Bridgeport [CT] Sunday Post
February 29, 1948
“Squeals Give Departing Chance Bought Pilot a Gay Send-Off”

bridgeport-sunday-post-jpg1“Since I was from Arkansas, I tried to make the most of it. Hog Calling was at the top of the list, plus my Flight Name: Ozark.

When I resigned from Chance Vought in February ’48, our Flight Office Manager, Bernie Anthony, organized a farewell party, which, he warned, included a surprise that would prove to all New England that my Hog Calling was a farce. Being close friends, I told Bernie to “go for it.”

At a great dinner full of laughter and toasts, Bernie took the podium which was the center table of three long ones. The other two touched each end to create a large U-shape.

“All right, Flight Ozark,” Bernie said as he rose. At the same time, two fellow pilots at the far end of the U table pulled up a crate which held a pig, and they took off the top. “Call him, Ozark. Call him.”

I knew I was cooked, but raised my hands for quiet and began my soft, melodious, “Soooo Pig, Soooo Pig, Souie, Souie, Soooooooooooooooo Pig.”

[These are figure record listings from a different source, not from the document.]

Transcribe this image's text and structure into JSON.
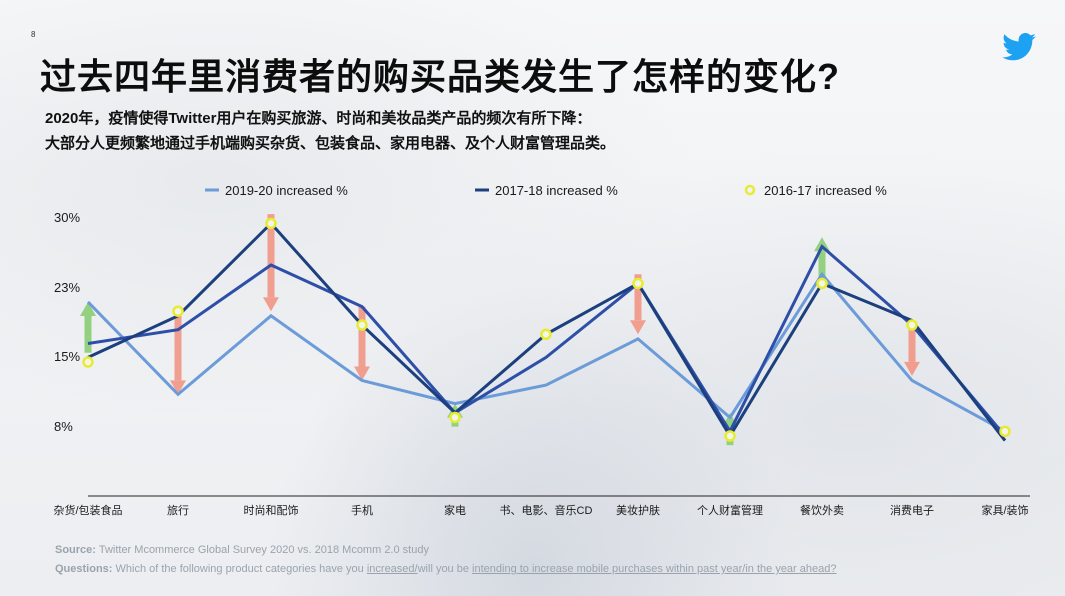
{
  "page_number": "8",
  "title": "过去四年里消费者的购买品类发生了怎样的变化?",
  "subtitle_lines": [
    "2020年，疫情使得Twitter用户在购买旅游、时尚和美妆品类产品的频次有所下降：",
    "大部分人更频繁地通过手机端购买杂货、包装食品、家用电器、及个人财富管理品类。"
  ],
  "logo_icon": "twitter-bird-icon",
  "colors": {
    "series_2019_20": "#6b9bd8",
    "series_2017_18": "#1c3f7e",
    "series_2016_17": "#e8ec2e",
    "mid_line": "#2d4fa8",
    "arrow_up": "#8fd07a",
    "arrow_down": "#f19a8a",
    "brand": "#1da1f2"
  },
  "chart_data": {
    "type": "line",
    "categories": [
      "杂货/包装食品",
      "旅行",
      "时尚和配饰",
      "手机",
      "家电",
      "书、电影、音乐CD",
      "美妆护肤",
      "个人财富管理",
      "餐饮外卖",
      "消费电子",
      "家具/装饰"
    ],
    "y_tick_labels": [
      "30%",
      "23%",
      "15%",
      "8%"
    ],
    "y_ticks": [
      30,
      23,
      15,
      8
    ],
    "ylim": [
      0,
      30
    ],
    "series": [
      {
        "name": "2019-20 increased %",
        "style": "line",
        "values": [
          21,
          11,
          19.5,
          12.5,
          10,
          12,
          17,
          8.5,
          24,
          12.5,
          7
        ]
      },
      {
        "name": "",
        "style": "line",
        "values": [
          16.5,
          18,
          25,
          20.5,
          9,
          15,
          23,
          7,
          27,
          18.5,
          6.5
        ]
      },
      {
        "name": "2017-18 increased %",
        "style": "line",
        "values": [
          15,
          19.5,
          29.5,
          18.5,
          9,
          17.5,
          23,
          6.5,
          23,
          19,
          6
        ]
      },
      {
        "name": "2016-17 increased %",
        "style": "marker",
        "values": [
          14.5,
          20,
          29.5,
          18.5,
          8.5,
          17.5,
          23,
          6.5,
          23,
          18.5,
          7
        ]
      }
    ],
    "arrows": [
      {
        "category": "杂货/包装食品",
        "direction": "up",
        "from": 15.5,
        "to": 21
      },
      {
        "category": "旅行",
        "direction": "down",
        "from": 20,
        "to": 11
      },
      {
        "category": "时尚和配饰",
        "direction": "down",
        "from": 30.5,
        "to": 20
      },
      {
        "category": "手机",
        "direction": "down",
        "from": 20.5,
        "to": 12.5
      },
      {
        "category": "家电",
        "direction": "up",
        "from": 7.5,
        "to": 10
      },
      {
        "category": "美妆护肤",
        "direction": "down",
        "from": 24,
        "to": 17.5
      },
      {
        "category": "个人财富管理",
        "direction": "up",
        "from": 5.5,
        "to": 9
      },
      {
        "category": "餐饮外卖",
        "direction": "up",
        "from": 23.5,
        "to": 28
      },
      {
        "category": "消费电子",
        "direction": "down",
        "from": 19,
        "to": 13
      }
    ],
    "legend_position": "top",
    "grid": false
  },
  "source": {
    "label": "Source:",
    "text": "Twitter Mcommerce Global Survey 2020 vs. 2018 Mcomm 2.0 study"
  },
  "questions": {
    "label": "Questions:",
    "text_pre": "Which of the following product categories have you",
    "text_u1": "increased/",
    "text_mid": "will you be",
    "text_u2": "intending to increase mobile purchases within past year/in the year ahead?"
  }
}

After 5 or 10 minutes, during which Mr. Pig seemed to be completely disinterested and my throat became increasingly sore, I was about to give up and seek everyone’s empathy, but no. The little fellow gave a grunt and jumped out of the box or made it turn over, and began running mid-table towards me, shaking his filth of two days onto diners on both sides. When he hit me, he was reasonably dry but smelled like unaired garbage of two weeks, not two days.

The next day, I shipped the pig to my Ozark friends, Owen and Isabel France, in Arkansas. When I saw him three months later, they had named him “Connecticut Bernie,” and mountaineers from all over came to see this polite pig from Connecticut that sat when he ate. The truth was his back legs had been frozen in shipment, and he had to sit down to eat.”